On Friday night, Slavitt claimed that an interim final rule could “clarify and resolve everything:”
However, on Sunday, Slavitt tweeted a link to a New York Times article entitled “A Fatal Flaw as Trump Tries to Remake Health Care: Shortcuts.” That article cited several court cases “that the Administration has lost [that] have a common theme: Federal judges have found that the Administration cut corners in trying to advance its political priorities.” It continues:
Two federal courts blocked Trump Administration rules that would have allowed employers who provide health insurance to employees to omit contraceptive coverage if the employers had moral or religious objections. Two federal judges, in separate cases, said the Administration had violated the law by adopting the rules without a public comment period, which the Trump Administration had declared ‘impracticable and contrary to the public interest.’
Those rules regarding the contraception mandate that the Trump administration adopted “without a public comment,” and which were struck down as unlawful, were both interim final rules—the same type of rule Slavitt now wants to use to change the risk adjustment formula. (Interim final rules do require the agency to take comments, but go into effect on the date of their release—thus notice-and-comment occurs retroactively.)
Nicholas Bagley, an Obamacare supporter, explained at the time of their release why he thought the contraception rules would get stricken (as they were) for violating the notice-and-comment requirement. It’s certainly possible that the administration could use Browning’s ruling as a reason to justify forgoing notice-and-comment, and releasing an interim final rule
But it also makes sense that, given the series of legal setbacks the administration has suffered in recent weeks—and the Times article highlighted—officials at CMS and HHS would take a more cautious approach to issuing regulations, to ensure their actions withstand legal scrutiny.
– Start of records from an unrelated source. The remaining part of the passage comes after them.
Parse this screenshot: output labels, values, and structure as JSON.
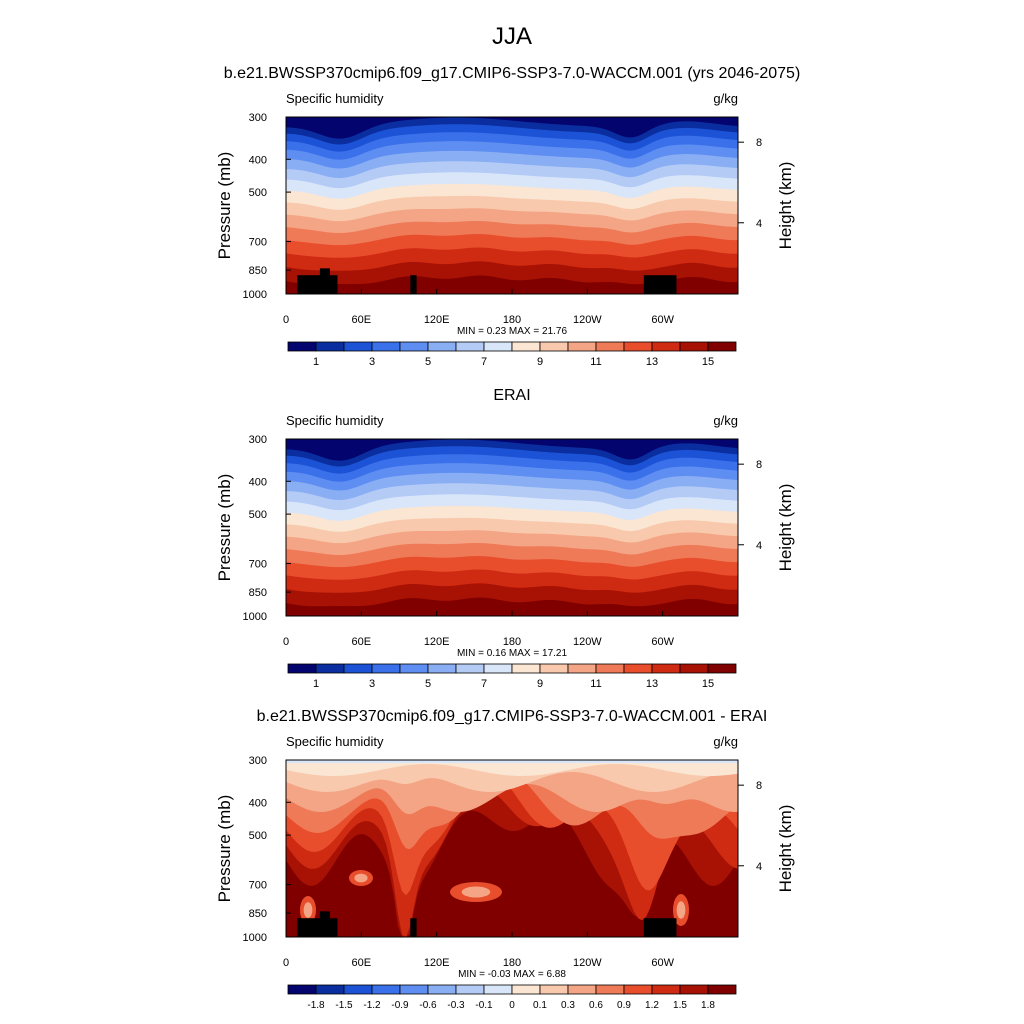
{
  "page": {
    "title": "JJA"
  },
  "colormap_abs": [
    "#04046e",
    "#0a2ea0",
    "#1c53d6",
    "#3a70ea",
    "#5f8ef2",
    "#8aaef4",
    "#b4cbf6",
    "#d9e6fa",
    "#fae6d2",
    "#f8c9ad",
    "#f4a585",
    "#ef7a58",
    "#e84d2c",
    "#cf2a12",
    "#a81205",
    "#800000"
  ],
  "colormap_diff": [
    "#04046e",
    "#0a2ea0",
    "#1c53d6",
    "#3a70ea",
    "#5f8ef2",
    "#8aaef4",
    "#b4cbf6",
    "#d9e6fa",
    "#fae6d2",
    "#f8c9ad",
    "#f4a585",
    "#ef7a58",
    "#e84d2c",
    "#cf2a12",
    "#a81205",
    "#800000"
  ],
  "chart_data": [
    {
      "type": "heatmap",
      "title": "b.e21.BWSSP370cmip6.f09_g17.CMIP6-SSP3-7.0-WACCM.001 (yrs 2046-2075)",
      "left_label": "Specific humidity",
      "right_label": "g/kg",
      "ylabel": "Pressure (mb)",
      "ylabel_right": "Height (km)",
      "x_ticks": [
        "0",
        "60E",
        "120E",
        "180",
        "120W",
        "60W"
      ],
      "x_tick_values": [
        0,
        60,
        120,
        180,
        240,
        300
      ],
      "xlim": [
        0,
        360
      ],
      "y_ticks": [
        "300",
        "400",
        "500",
        "700",
        "850",
        "1000"
      ],
      "y_tick_values": [
        300,
        400,
        500,
        700,
        850,
        1000
      ],
      "ylim": [
        1000,
        300
      ],
      "y_scale": "log",
      "right_ticks": [
        "8",
        "4"
      ],
      "stats": "MIN =   0.23  MAX =  21.76",
      "min": 0.23,
      "max": 21.76,
      "colorbar_labels": [
        "1",
        "3",
        "5",
        "7",
        "9",
        "11",
        "13",
        "15"
      ],
      "colorbar_levels": [
        1,
        2,
        3,
        4,
        5,
        6,
        7,
        8,
        9,
        10,
        11,
        12,
        13,
        14,
        15
      ],
      "topography_mask": true
    },
    {
      "type": "heatmap",
      "title": "ERAI",
      "left_label": "Specific humidity",
      "right_label": "g/kg",
      "ylabel": "Pressure (mb)",
      "ylabel_right": "Height (km)",
      "x_ticks": [
        "0",
        "60E",
        "120E",
        "180",
        "120W",
        "60W"
      ],
      "x_tick_values": [
        0,
        60,
        120,
        180,
        240,
        300
      ],
      "xlim": [
        0,
        360
      ],
      "y_ticks": [
        "300",
        "400",
        "500",
        "700",
        "850",
        "1000"
      ],
      "y_tick_values": [
        300,
        400,
        500,
        700,
        850,
        1000
      ],
      "ylim": [
        1000,
        300
      ],
      "y_scale": "log",
      "right_ticks": [
        "8",
        "4"
      ],
      "stats": "MIN =   0.16  MAX =  17.21",
      "min": 0.16,
      "max": 17.21,
      "colorbar_labels": [
        "1",
        "3",
        "5",
        "7",
        "9",
        "11",
        "13",
        "15"
      ],
      "colorbar_levels": [
        1,
        2,
        3,
        4,
        5,
        6,
        7,
        8,
        9,
        10,
        11,
        12,
        13,
        14,
        15
      ],
      "topography_mask": false
    },
    {
      "type": "heatmap",
      "title": "b.e21.BWSSP370cmip6.f09_g17.CMIP6-SSP3-7.0-WACCM.001 - ERAI",
      "left_label": "Specific humidity",
      "right_label": "g/kg",
      "ylabel": "Pressure (mb)",
      "ylabel_right": "Height (km)",
      "x_ticks": [
        "0",
        "60E",
        "120E",
        "180",
        "120W",
        "60W"
      ],
      "x_tick_values": [
        0,
        60,
        120,
        180,
        240,
        300
      ],
      "xlim": [
        0,
        360
      ],
      "y_ticks": [
        "300",
        "400",
        "500",
        "700",
        "850",
        "1000"
      ],
      "y_tick_values": [
        300,
        400,
        500,
        700,
        850,
        1000
      ],
      "ylim": [
        1000,
        300
      ],
      "y_scale": "log",
      "right_ticks": [
        "8",
        "4"
      ],
      "stats": "MIN =  -0.03  MAX =   6.88",
      "min": -0.03,
      "max": 6.88,
      "colorbar_labels": [
        "-1.8",
        "-1.5",
        "-1.2",
        "-0.9",
        "-0.6",
        "-0.3",
        "-0.1",
        "0",
        "0.1",
        "0.3",
        "0.6",
        "0.9",
        "1.2",
        "1.5",
        "1.8"
      ],
      "colorbar_levels": [
        -1.8,
        -1.5,
        -1.2,
        -0.9,
        -0.6,
        -0.3,
        -0.1,
        0,
        0.1,
        0.3,
        0.6,
        0.9,
        1.2,
        1.5,
        1.8
      ],
      "topography_mask": true
    }
  ]
}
More to the point, it’s disingenuous of Slavitt to tweet an article criticizing the Trump administration for using interim final rules to enact policies he dislikes, then accuse the administration of “sabotage” for not using that same expedited process for policies he likes. It’s even more disingenuous for Slavitt given that the legal dilemma the Trump administration faces regarding risk adjustment comes entirely from a mess they inherited from the Obama administration—and Slavitt himself.
On Sunday, Slavitt cited a conservative article that in his view “called out Trump’s motivation for ending risk adjustment and raise [sic] premiums on millions: Punishing a former President.” Maybe the next time Slavitt makes allegations about supposed “sabotage” by the Trump administration, he should get his facts straight—CMS’s announcement didn’t “end” the risk adjustment program; only Congress can do that—rather than making unfounded against the current president.